In other words, that means standing charges are here to stay.
Otherwise, energy providers risk not being able to stump up cash for upgrade works, for example if national energy use were to drop.
How much are standing charges adding onto bills?
The daily standing charge depends on your energy supplier and where you live. Over the course of a year, it can add up to quite a large amount.
Regulator Ofgem sets an energy price cap. This limits the unit rate and standing charge a supplier can charge if you are on a default tariff, including standard variable tariffs, or if you have a prepayment meter.
Between April and June 2023, average standing charges for customers on default tariffs were capped at 50.4p per day for electricity and 27.7p per day for gas.
This works out at around £285 a year for average use – 10 per cent of a typical energy bill.
Why have standing charges gone up?
Woolsey explained: ‘Standing charges have increased for a variety of reasons in the last few years.’
Part of this is to do with the energy crisis, notably with respect to the supplier of last resort payments.
What are supplier of last resort charges?
The supplier of last resort procedure was set up to ensure that if your electricity or gas supplier ceases trading for any reason you are guaranteed that your lights stay on, gas keeps flowing and you are protected.

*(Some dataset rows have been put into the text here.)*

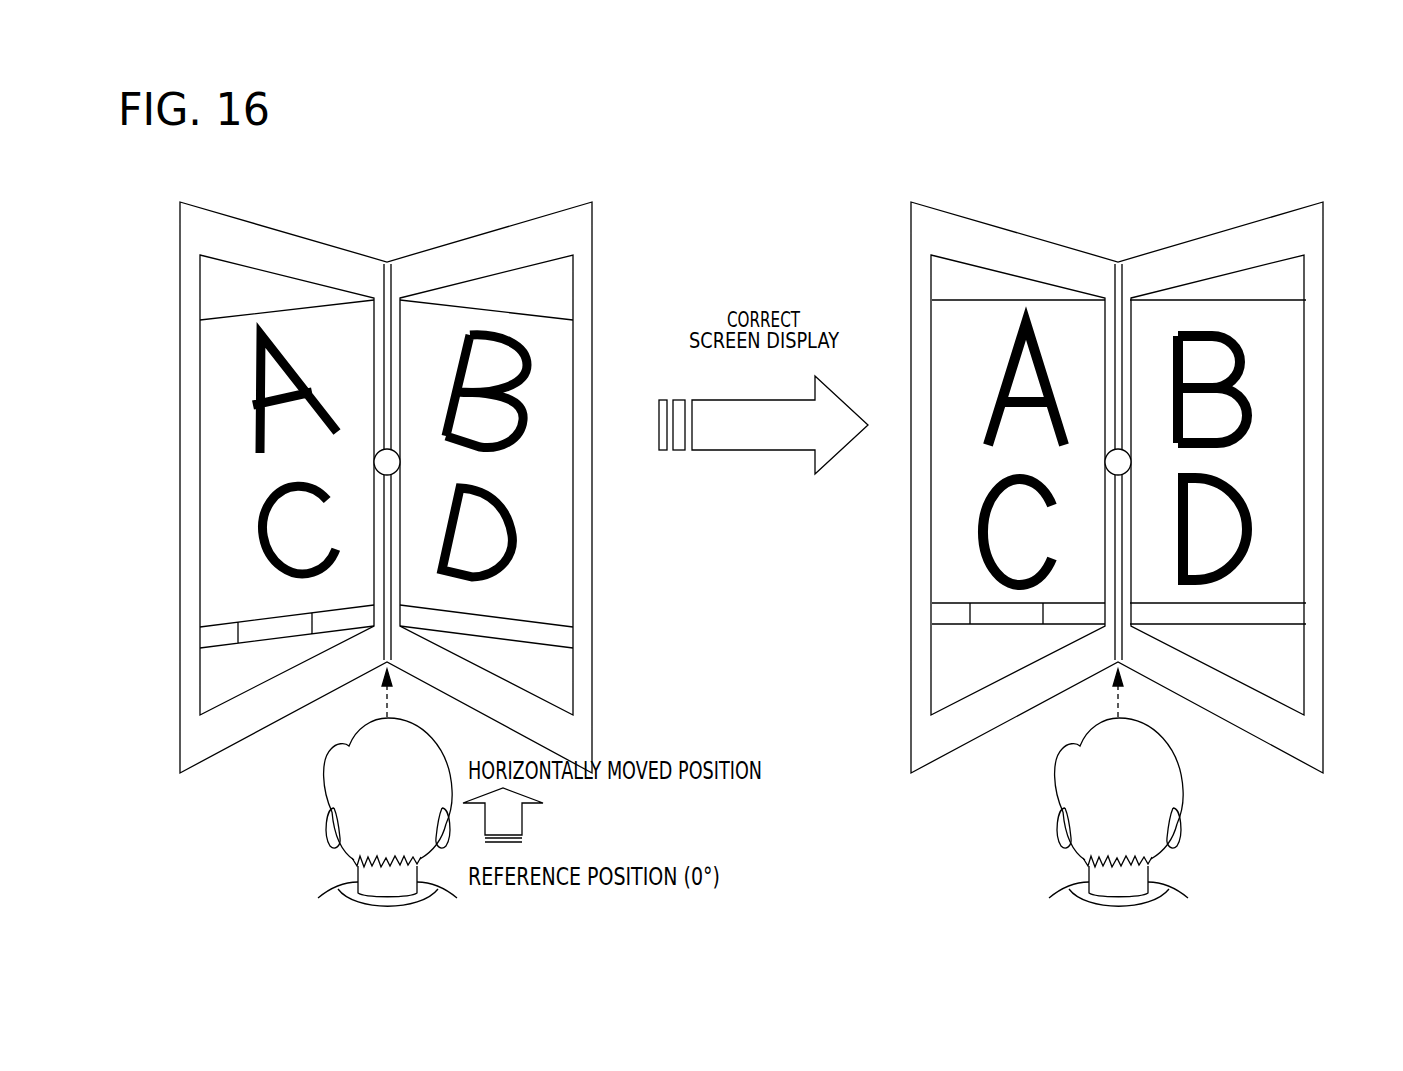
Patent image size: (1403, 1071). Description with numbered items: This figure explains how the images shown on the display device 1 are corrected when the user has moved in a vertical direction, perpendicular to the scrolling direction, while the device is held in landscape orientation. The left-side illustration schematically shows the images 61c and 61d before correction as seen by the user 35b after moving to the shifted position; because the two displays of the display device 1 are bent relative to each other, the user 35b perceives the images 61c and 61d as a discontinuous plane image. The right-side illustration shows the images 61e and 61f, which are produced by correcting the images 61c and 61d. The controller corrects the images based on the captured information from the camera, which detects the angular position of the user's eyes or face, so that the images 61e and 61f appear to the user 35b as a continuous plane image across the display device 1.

The display device 1 is at (513, 190).
The image before correction 61c is at (230, 450).
The image before correction 61d is at (550, 510).
The corrected image 61e is at (948, 568).
The corrected image 61f is at (1282, 540).
The user 35b is at (318, 817).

These costs are passed on to customers through standing charges.
‘As we’ve seen lots of supplier failures in the last couple of years, supplier of last resort payments have been notably high in the years 2022-23 and 2023-24’ she adds.
Where is the money you’re paying in standing charges going?
Alex Hasty compares standing fees to a line rental, but for your energy use rather than your phone.
The standing charge covers several different costs for an energy firm, bundled up into one package.
This could include service administration fees, meter reading visits, connecting houses to the energy network and maintenance.
Government schemes to help cut carbon emissions and fuel poverty, and the cost of energy suppliers exiting the market, are also covered by standing fees, says Mathie.
They are also used to recover pass-through costs, such as supplier of last resort payments and bad debt costs, according to Woolsey.
Residual network charges are also included, which recover costs like installing pylons and cables.